Small businesses need some Valentine’s Day love too

Happy Valentine’s Day to all the cyber criminals in the world! …said no small business ever. What small businesses are actually saying is ‘what cyber-attacks do we need to protect ourselves from this Valentine’s Day?’ And more importantly, ‘how do we protect ourselves?’

The how is easier than the what

Cyber criminals or hackers, call them what you will, have figured out that people are more inclined to open random emails, invitations, and links on Valentine’s Day, presumably all in the name of love, so we tend to see a spike in cyber-attacks on the run up to and during Valentine’s Day. Actually, hackers escalate malware campaigns during most holidays because users in general tend to be less guarded at these times. This puts not only individuals at risk, but businesses too, since hackers depend on employees making the types of mistakes that will give the hackers access to sensitive information, or to company devices where valuable data can be harvested. Amplifying the problem is that hackers are increasingly targeting business emails rather than personal emails in order to take advantage of users who surf the web during work hours. 

Small businesses, therefore, need to establish the right security posture to protect themselves, starting with a powerful antivirus.  The best antivirus for small business is a cutting-edge, endpoint security solution that protects business computers from known threats and zero-day threats, as well as from phishing emails, ransomware, potentially unwanted programs (PUPs), and attempts to spy on private business conversations via compromised cameras and microphones. Strong endpoint security solutions should also protect businesses by preventing employees from visiting spoofed or compromised sites, or malicious URLs.  

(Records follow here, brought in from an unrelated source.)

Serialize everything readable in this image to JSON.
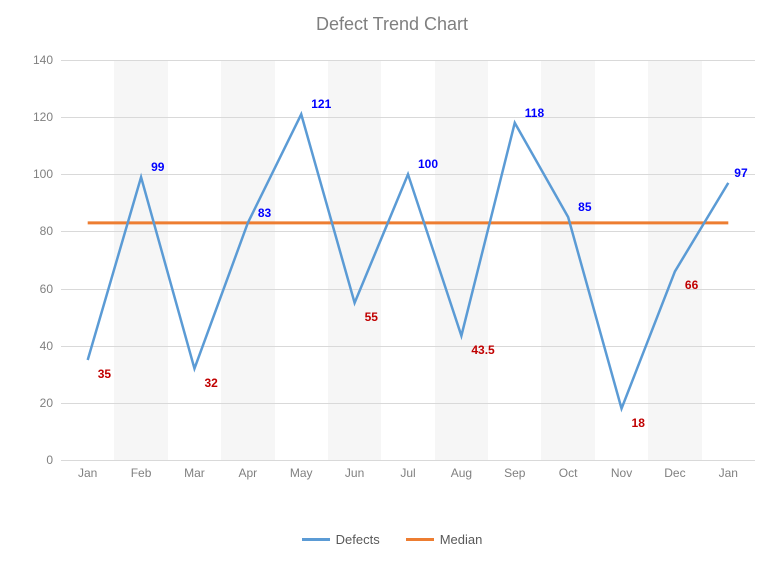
{
  "chart_data": {
    "type": "line",
    "title": "Defect Trend Chart",
    "xlabel": "",
    "ylabel": "",
    "ylim": [
      0,
      140
    ],
    "yticks": [
      0,
      20,
      40,
      60,
      80,
      100,
      120,
      140
    ],
    "categories": [
      "Jan",
      "Feb",
      "Mar",
      "Apr",
      "May",
      "Jun",
      "Jul",
      "Aug",
      "Sep",
      "Oct",
      "Nov",
      "Dec",
      "Jan"
    ],
    "series": [
      {
        "name": "Defects",
        "color": "#5b9bd5",
        "values": [
          35,
          99,
          32,
          83,
          121,
          55,
          100,
          43.5,
          118,
          85,
          18,
          66,
          97
        ]
      },
      {
        "name": "Median",
        "color": "#ed7d31",
        "values": [
          83,
          83,
          83,
          83,
          83,
          83,
          83,
          83,
          83,
          83,
          83,
          83,
          83
        ]
      }
    ],
    "median_threshold": 83,
    "data_labels": [
      {
        "i": 0,
        "text": "35",
        "side": "below"
      },
      {
        "i": 1,
        "text": "99",
        "side": "above"
      },
      {
        "i": 2,
        "text": "32",
        "side": "below"
      },
      {
        "i": 3,
        "text": "83",
        "side": "above"
      },
      {
        "i": 4,
        "text": "121",
        "side": "above"
      },
      {
        "i": 5,
        "text": "55",
        "side": "below"
      },
      {
        "i": 6,
        "text": "100",
        "side": "above"
      },
      {
        "i": 7,
        "text": "43.5",
        "side": "below"
      },
      {
        "i": 8,
        "text": "118",
        "side": "above"
      },
      {
        "i": 9,
        "text": "85",
        "side": "above"
      },
      {
        "i": 10,
        "text": "18",
        "side": "below"
      },
      {
        "i": 11,
        "text": "66",
        "side": "below"
      },
      {
        "i": 12,
        "text": "97",
        "side": "above"
      }
    ],
    "legend_position": "bottom"
  }
}
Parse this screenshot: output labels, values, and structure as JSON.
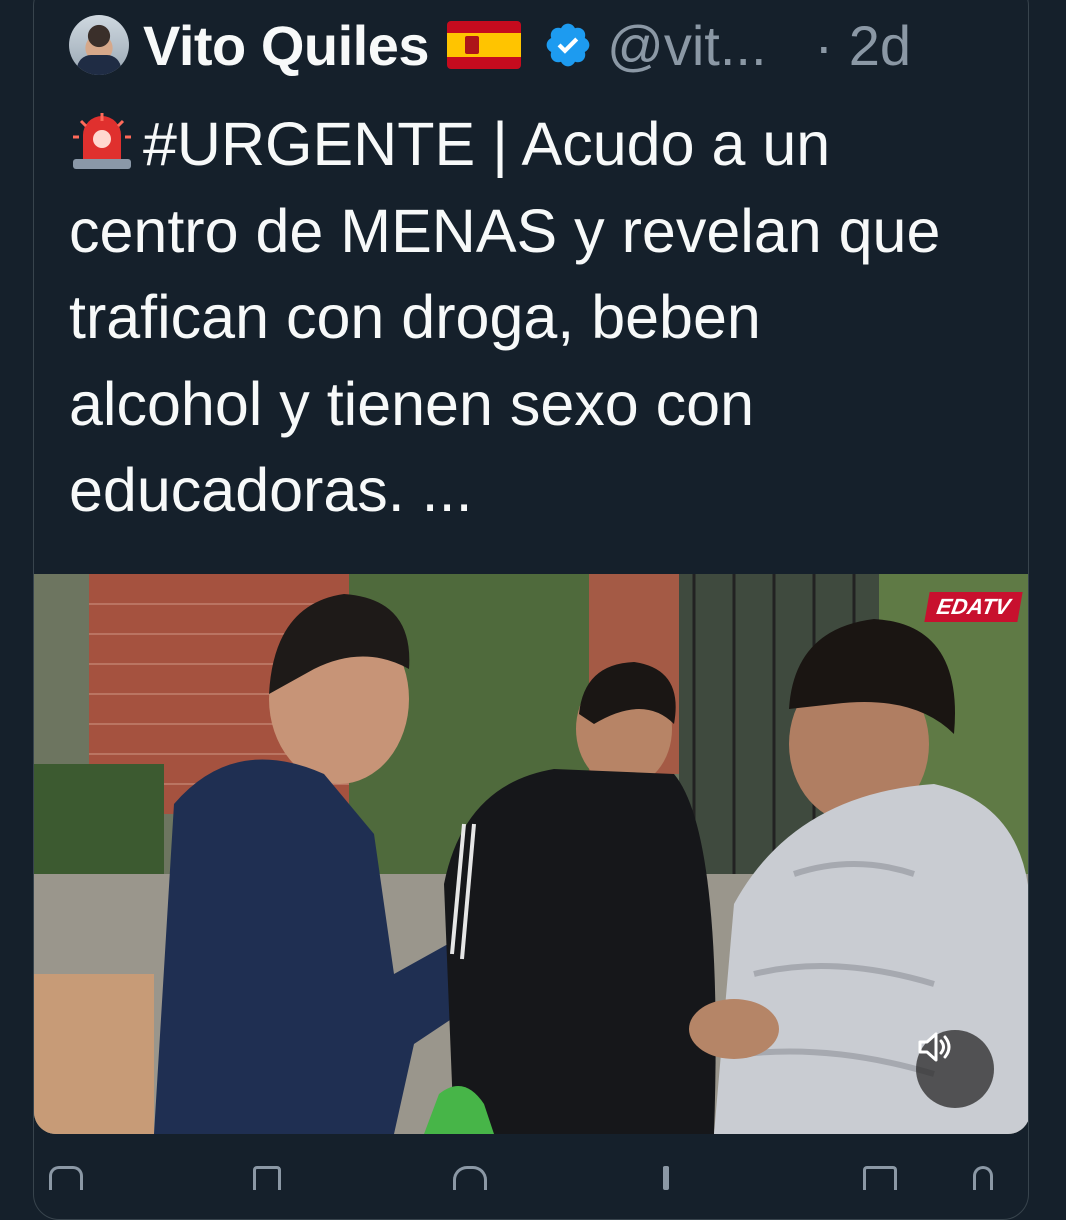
{
  "tweet": {
    "author_name": "Vito Quiles",
    "handle": "@vit...",
    "time": "· 2d",
    "flag_emoji": "spain-flag",
    "text_line1": "#URGENTE | Acudo a un",
    "text_rest": "centro de MENAS y revelan que\ntrafican con droga, beben\nalcohol y tienen sexo con\neducadoras. ...",
    "media": {
      "watermark": "EDATV",
      "mute_icon": "volume-muted-icon"
    }
  },
  "colors": {
    "background": "#15202b",
    "border": "#38444d",
    "secondary_text": "#8b98a5",
    "verified": "#1d9bf0",
    "watermark_red": "#c8102e"
  }
}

In addition, to establish a strong security posture, small businesses must educate their employees about cyber threats so they know how to recognize and respond to them. Another vital security measure is making sure that all business software is regularly updated so that it contains the latest software patches.  This includes antivirus solutions, which should automatically update to use the latest virus definitions.  Moreover, businesses that work with vendors should assure that their sensitive data is protected by verifying that their vendors also follow proper cybersecurity protocol. Finally, small business owners should never overlook the crucial role that strong passwords play in their business’ safety. Password best practices should be established and implemented without exception.

  Now for the ‘what’

Providing an under-the-hood understanding of just exactly how malware-attacks work is beyond the scope of today’s post, but we can take a look at some of the different types of malware attacks from which small businesses need protection. Sad to say, there are many, especially on Valentine’s Day:

1. Phishing attacks – Phishing attacks, are some of the most popular Valentine’s Day attacks. These attacks send emails purporting to be from reputable companies or someone the user knows, in the hopes that the promise of love will lure users into downloading malicious attachments or clicking on malicious links.
2. Ransomware – Ransomware, which blocks access to its victim’s data or threatens to destroy or publish it unless a ransom is paid, is another hacker favorite and in fact brought us GandCrab ransomware. Last year GandCrab was delivered on Valentine’s Day via massive email spam campaigns. Upon compromising a user’s system, GandCrab encrypts files, changes file extensions, and sends a ransom note that appears on the top of the user’s desktop. Files and data are released only after a ransom is paid. According to krebsonsecurity.com, last year the criminals behind the malware reportedly earned more than $2 billion in extortion payouts from its victims.
3. Worms – And then you have the worms, like the “I love you”, “Valentine E”, “Waledac C” and “Love bug” worms from previous Valentine’s Day attacks. Worms are a form of malware that replicate so that they can spread to other computers. They typically cause damage to networks whereas viruses usually corrupt or change files on their targeted device.
4. DDoS attacks – aka denial-of-service attacks are another popular cyber-attack used by hackers. They work by disrupting the normal traffic to a targeted service or network and then overwhelming it with a flood of Internet traffic, so that service ceases to operate. Essentially, hackers turn infected computers into bots that they can then control and use to cause more traffic than can be handled, resulting in denial of service to normal traffic. This type of attack is particularly effective during holidays such as Valentine’s Day when higher traffic volumes are expected anyhow. Attackers typically try to extort money from their targets in return for stopping the attack.

Lessons learned…

Previous Valentine’s Day attacks have shown us that cyber-attacks increase in the weeks just prior to Valentine’s Day. Businesses that use email, accept online payments, collect personal information from clients online, and in general use the Internet, are therefore at greater risk during this time. Installing powerful endpoint security, training employees to be alert and how to make the right choices in a potential cyber crisis, making sure software is up to date, following good password hygiene, and seeing to it that company vendors also follow proper cybersecurity protocol will pay off. It will pay off every time malware is prevented from being downloaded on your business computers, every time one of your employees is blocked from surfing to a malicious URL or doesn’t click a suspicious link or open a suspicious email, and every time a hacker can’t exploit software vulnerabilities.